IL PLEUT SUR GALSEN
L’évolution politique de notre pays depuis l’accession de Macky Sall au pouvoir en 2012 est marquée par l’apparition ou l’aggravation de symptômes fortement évocateurs d’une autocratie en gestation
On raconte que le coup d’État chilien du 11 septembre 1973 consécutif à une vaste entreprise de déstabilisation du pouvoir de l’Unité Populaire par la CIA, aurait été déclenché par un message codé "il pleut sur Santiago", diffusé sur ordre des putschistes à la radio et destiné aux militaires. Au tour du peuple sénégalais de poser la question : menace-t-il de pleuvoir sur Galsen ?
À la lumière de la gouvernance du régime de Benno-APR caractérisée par une judiciarisation quasi-caricaturale de la vie politique et une instrumentalisation des forces de défense et de sécurité, il n’est pas du tout incongru de se demander, si notre pays n’est pas tout simplement en train de devenir une dictature.
Cette question est d’autant plus pertinente que l’élite au pouvoir regroupée autour d’un clan familial a fini de domestiquer les pouvoirs parlementaire et judiciaire, accentuant le déséquilibre institutionnel caractéristique de notre République, au moins depuis l’éviction de Mamadou Dia, en 1962. De fait, l’évolution politique de notre pays depuis l’accession de Macky Sall au pouvoir en 2012 est marquée par l’apparition ou l’aggravation de symptômes fortement évocateurs d’une autocratie en gestation.
Il s’agit, d’abord de cette impunité scandaleuse dont jouissent les membres de l’élite politico-bureaucratique au pouvoir contrastant avec la persécution dont sont victimes les personnalités de l’opposition.

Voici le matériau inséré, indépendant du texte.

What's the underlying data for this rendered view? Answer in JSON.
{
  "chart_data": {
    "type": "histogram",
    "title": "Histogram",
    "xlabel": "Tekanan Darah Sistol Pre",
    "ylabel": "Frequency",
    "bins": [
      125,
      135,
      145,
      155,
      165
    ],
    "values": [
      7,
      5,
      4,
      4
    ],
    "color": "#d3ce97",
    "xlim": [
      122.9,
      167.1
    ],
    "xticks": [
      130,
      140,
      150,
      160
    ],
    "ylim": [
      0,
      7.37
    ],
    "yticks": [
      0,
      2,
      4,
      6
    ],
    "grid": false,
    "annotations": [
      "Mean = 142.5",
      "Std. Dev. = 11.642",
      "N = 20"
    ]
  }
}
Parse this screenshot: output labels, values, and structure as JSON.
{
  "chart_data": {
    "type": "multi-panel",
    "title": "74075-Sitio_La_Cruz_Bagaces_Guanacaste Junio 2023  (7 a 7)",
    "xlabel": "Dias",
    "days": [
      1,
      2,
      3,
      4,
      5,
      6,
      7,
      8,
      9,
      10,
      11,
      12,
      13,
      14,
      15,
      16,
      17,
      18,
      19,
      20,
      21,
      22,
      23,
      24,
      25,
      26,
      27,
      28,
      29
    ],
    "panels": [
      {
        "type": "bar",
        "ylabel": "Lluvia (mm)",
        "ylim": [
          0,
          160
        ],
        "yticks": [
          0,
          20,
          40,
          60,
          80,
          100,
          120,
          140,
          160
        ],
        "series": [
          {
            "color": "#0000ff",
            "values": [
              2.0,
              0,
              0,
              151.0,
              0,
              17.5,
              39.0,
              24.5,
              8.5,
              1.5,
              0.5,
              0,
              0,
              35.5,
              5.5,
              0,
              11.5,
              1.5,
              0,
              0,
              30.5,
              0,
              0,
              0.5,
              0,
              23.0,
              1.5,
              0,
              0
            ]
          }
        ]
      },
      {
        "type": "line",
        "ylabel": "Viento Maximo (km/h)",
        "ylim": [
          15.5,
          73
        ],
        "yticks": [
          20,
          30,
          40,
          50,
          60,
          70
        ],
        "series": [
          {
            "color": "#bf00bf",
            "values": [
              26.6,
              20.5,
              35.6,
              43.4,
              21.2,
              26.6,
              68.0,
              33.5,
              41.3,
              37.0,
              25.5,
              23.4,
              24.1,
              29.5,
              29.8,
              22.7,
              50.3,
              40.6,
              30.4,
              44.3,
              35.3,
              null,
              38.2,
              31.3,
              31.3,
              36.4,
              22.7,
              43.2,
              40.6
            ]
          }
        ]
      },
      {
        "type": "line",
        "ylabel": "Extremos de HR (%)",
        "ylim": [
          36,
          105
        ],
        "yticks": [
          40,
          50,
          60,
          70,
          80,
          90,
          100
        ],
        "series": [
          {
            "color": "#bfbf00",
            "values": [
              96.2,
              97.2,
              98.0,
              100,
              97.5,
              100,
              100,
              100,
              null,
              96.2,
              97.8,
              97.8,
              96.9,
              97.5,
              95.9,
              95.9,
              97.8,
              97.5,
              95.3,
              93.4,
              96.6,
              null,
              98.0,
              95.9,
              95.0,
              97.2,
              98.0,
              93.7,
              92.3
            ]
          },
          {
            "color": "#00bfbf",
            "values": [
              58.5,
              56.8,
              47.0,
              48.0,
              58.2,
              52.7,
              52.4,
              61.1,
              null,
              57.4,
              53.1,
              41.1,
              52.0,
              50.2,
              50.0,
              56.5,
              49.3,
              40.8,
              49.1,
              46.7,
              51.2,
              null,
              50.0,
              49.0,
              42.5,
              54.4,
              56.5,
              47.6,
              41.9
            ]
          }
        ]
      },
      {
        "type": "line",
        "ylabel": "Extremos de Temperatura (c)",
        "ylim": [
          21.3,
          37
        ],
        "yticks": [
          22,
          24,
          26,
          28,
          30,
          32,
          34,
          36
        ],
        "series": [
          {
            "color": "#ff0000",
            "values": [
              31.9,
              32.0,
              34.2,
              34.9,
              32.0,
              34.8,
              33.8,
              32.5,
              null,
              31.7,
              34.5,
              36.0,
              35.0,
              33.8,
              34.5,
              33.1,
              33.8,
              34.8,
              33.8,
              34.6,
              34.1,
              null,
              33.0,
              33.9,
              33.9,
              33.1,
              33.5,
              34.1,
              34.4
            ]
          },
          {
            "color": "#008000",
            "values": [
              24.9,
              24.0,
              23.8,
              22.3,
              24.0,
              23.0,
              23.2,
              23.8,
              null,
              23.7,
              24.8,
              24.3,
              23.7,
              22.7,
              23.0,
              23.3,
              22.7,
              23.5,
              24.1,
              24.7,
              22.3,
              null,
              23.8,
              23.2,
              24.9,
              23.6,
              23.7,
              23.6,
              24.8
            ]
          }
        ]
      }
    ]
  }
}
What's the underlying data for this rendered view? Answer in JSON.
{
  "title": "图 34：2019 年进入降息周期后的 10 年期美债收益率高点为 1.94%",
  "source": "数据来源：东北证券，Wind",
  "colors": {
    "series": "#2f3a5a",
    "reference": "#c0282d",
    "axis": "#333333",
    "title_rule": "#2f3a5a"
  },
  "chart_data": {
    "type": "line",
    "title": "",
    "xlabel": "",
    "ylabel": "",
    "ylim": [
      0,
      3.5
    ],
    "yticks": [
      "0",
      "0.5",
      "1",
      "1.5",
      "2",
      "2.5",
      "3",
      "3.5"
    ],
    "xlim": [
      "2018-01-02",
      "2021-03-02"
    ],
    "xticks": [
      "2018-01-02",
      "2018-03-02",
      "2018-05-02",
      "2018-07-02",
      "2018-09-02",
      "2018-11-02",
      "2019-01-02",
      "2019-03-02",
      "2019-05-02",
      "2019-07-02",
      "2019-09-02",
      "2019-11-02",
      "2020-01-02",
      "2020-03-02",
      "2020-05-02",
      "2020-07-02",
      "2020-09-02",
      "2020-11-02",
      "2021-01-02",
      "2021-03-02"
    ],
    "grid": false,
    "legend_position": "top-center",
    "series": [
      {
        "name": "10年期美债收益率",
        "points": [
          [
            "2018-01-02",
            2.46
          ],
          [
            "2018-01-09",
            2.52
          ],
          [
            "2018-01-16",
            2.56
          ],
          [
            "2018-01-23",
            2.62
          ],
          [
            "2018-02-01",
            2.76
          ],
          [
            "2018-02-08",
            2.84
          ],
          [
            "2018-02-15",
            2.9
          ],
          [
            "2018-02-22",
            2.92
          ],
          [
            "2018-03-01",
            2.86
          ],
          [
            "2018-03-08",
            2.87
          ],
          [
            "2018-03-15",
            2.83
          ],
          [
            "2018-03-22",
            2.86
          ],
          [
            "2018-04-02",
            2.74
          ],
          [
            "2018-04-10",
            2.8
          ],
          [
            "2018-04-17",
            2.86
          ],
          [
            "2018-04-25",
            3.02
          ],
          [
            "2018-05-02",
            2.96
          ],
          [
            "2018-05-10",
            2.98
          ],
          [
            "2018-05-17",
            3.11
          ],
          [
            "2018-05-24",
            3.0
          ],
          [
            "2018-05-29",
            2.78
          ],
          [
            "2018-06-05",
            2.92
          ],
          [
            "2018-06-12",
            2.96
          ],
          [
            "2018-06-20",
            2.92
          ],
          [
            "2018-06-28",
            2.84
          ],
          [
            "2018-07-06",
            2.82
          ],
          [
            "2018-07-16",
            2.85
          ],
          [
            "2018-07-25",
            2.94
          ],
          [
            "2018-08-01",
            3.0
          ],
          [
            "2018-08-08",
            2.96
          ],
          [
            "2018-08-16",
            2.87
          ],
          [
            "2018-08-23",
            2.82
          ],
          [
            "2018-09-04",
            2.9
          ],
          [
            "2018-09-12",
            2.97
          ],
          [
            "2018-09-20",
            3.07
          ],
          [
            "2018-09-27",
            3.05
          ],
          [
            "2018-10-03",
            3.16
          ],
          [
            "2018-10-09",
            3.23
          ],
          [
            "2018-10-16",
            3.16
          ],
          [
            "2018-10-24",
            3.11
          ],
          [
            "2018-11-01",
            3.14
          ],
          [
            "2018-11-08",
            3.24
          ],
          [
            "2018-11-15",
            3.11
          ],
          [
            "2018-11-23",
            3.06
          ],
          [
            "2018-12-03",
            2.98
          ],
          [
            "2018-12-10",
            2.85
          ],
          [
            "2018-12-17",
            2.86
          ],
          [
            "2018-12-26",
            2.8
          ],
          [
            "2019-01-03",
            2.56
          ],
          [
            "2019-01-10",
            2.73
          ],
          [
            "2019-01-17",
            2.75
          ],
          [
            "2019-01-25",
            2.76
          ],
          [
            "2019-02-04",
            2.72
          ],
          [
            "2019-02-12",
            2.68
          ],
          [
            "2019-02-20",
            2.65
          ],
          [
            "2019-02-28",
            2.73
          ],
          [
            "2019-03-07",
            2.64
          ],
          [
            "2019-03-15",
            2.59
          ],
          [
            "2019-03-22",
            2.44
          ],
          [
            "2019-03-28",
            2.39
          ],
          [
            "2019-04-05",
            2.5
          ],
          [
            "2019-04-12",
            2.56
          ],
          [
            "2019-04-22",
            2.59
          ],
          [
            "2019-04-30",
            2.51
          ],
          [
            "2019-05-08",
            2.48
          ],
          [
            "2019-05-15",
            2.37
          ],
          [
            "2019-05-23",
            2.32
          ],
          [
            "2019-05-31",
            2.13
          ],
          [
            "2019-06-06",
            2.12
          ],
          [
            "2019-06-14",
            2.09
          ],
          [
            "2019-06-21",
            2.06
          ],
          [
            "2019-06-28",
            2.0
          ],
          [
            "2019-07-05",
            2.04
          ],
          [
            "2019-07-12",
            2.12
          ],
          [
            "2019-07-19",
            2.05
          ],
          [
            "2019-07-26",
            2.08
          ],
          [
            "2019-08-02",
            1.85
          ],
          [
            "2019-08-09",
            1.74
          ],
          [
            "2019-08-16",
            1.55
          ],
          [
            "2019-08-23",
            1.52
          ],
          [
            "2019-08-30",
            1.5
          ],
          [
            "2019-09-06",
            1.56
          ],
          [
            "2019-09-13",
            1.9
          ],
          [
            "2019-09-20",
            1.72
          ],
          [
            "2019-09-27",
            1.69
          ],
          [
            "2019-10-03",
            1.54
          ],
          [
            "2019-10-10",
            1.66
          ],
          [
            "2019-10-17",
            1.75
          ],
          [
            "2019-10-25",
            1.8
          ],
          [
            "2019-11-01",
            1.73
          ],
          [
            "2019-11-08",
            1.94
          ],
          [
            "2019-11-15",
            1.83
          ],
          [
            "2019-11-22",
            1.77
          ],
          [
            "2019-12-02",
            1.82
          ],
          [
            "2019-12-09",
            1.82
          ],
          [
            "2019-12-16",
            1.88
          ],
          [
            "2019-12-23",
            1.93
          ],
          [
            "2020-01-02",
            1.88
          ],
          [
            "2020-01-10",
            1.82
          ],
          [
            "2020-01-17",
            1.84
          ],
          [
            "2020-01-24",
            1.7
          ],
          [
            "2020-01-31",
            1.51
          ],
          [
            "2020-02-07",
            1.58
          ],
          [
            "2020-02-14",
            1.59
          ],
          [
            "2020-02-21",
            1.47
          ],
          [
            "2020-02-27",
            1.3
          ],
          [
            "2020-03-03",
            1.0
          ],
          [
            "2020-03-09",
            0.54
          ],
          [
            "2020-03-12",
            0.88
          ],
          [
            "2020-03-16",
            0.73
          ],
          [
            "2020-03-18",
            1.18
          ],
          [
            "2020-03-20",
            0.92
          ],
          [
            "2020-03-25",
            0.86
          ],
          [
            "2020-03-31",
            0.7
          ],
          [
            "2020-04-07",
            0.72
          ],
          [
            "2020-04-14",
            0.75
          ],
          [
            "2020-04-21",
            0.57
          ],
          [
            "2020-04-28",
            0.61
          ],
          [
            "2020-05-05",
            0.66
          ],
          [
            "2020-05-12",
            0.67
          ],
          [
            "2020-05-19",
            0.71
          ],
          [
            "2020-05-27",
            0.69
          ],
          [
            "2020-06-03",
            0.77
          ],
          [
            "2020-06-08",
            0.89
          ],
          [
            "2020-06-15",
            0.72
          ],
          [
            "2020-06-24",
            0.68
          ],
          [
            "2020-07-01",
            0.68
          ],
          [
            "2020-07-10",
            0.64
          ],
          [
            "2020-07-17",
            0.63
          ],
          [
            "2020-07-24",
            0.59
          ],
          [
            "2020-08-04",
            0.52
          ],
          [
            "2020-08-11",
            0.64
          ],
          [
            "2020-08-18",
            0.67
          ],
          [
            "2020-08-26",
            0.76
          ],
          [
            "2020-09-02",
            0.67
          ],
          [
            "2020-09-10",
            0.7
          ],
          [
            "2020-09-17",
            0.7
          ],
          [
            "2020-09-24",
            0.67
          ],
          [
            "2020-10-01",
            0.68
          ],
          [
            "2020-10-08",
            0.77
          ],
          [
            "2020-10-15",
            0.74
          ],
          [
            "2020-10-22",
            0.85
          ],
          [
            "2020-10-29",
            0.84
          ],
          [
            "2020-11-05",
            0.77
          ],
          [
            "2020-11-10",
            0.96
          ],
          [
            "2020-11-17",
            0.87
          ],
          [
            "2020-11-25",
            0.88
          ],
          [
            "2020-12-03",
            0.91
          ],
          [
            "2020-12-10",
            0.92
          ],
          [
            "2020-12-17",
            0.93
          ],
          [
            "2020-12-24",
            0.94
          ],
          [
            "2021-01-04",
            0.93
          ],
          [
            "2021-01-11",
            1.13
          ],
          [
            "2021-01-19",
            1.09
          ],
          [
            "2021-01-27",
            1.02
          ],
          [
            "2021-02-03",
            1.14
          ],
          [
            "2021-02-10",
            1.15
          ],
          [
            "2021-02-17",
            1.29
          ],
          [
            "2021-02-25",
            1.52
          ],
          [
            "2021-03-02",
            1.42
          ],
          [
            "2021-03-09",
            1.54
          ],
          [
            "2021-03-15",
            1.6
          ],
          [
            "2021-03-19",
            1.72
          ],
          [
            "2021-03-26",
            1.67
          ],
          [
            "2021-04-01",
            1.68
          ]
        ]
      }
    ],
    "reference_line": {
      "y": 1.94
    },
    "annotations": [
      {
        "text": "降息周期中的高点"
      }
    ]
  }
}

L’objectif clairement annoncé de réduire cette même opposition à sa plus simple expression, en utilisant divers procédés comme les nominations de complaisance, l’intimidation par des dossiers compromettants ou la corruption entretient le phénomène honni de la transhumance. La finalité sera bien entendu de faire disparaître tous les partis autres que celui de l’autocrate en chef, comme le prouve amplement la traque impitoyable dont le Pastef fait l’objet ainsi que la dégénérescence de tous les partis alliés de l’APR au sein de Benno Bokk Yakaar, qui semblent avoir perdu jusqu’á leur instinct de survie.
La coupure récente du signal de Walfadjri consécutive à l’interdiction arbitraire du meeting de Mbacké concomitante à l’invasion débridée de la capitale du Rail par des hordes de militants de la coalition présidentielle convoyés pour servir de figurants au Conseil des ministres décentralisé, traduit non seulement une atteinte aux droits et libertés mais aussi une volonté farouche de contrôle total sur tous les médias.
Quant au processus électoral, qui depuis 1992, faisait la fierté de notre classe politique, avec l’adoption d’un Code consensuel élaboré par une commission cellulaire sous la férule de Kéba Mbaye, il est devenu méconnaissable et déstructuré en facilitant la manipulation du fichier électoral et l’éviction des adversaires politiques.
Il est clair que le régime de Benno Bokk Yakaar, qui est allé acquérir des armes pour prétendument lutter contre un danger djihadiste certes de plus en plus menaçant en a profité pour renforcer l’équipement des forces dévolues à la neutralisation des luttes populaires enclenchées par ceux que l’impérialisme et ses laquais désignent sous le vocable d’ennemis intérieurs, suivez mon regard !
Au rythme où la police et la gendarmerie nationales procèdent à des arrestations arbitraires et abusives, il va bientôt falloir ouvrir des centres de détention, comme dans le Chili de Pinochet.
Si un putschiste n’est pas forcément un dictateur et peut même initier une phase de transition aboutissant à la restauration de la démocratie, un dirigeant démocratiquement élu peut bel et bien se transformer en dictateur, s’il refuse de convoquer des élections libres et démocratiques.
Cela suppose, pour les prochaines présidentielles, le respect de la limitation des mandats à deux, la convocation à temps du corps électoral, la renonciation à l’inscription frauduleuse de ses propres militants ainsi qu’à la volonté d’écarter les primo-votants et enfin la suppression de tous les obstacles pour tous les citoyens sénégalais désireux de se présenter, à commencer par le parrainage citoyen, sous sa forme actuelle.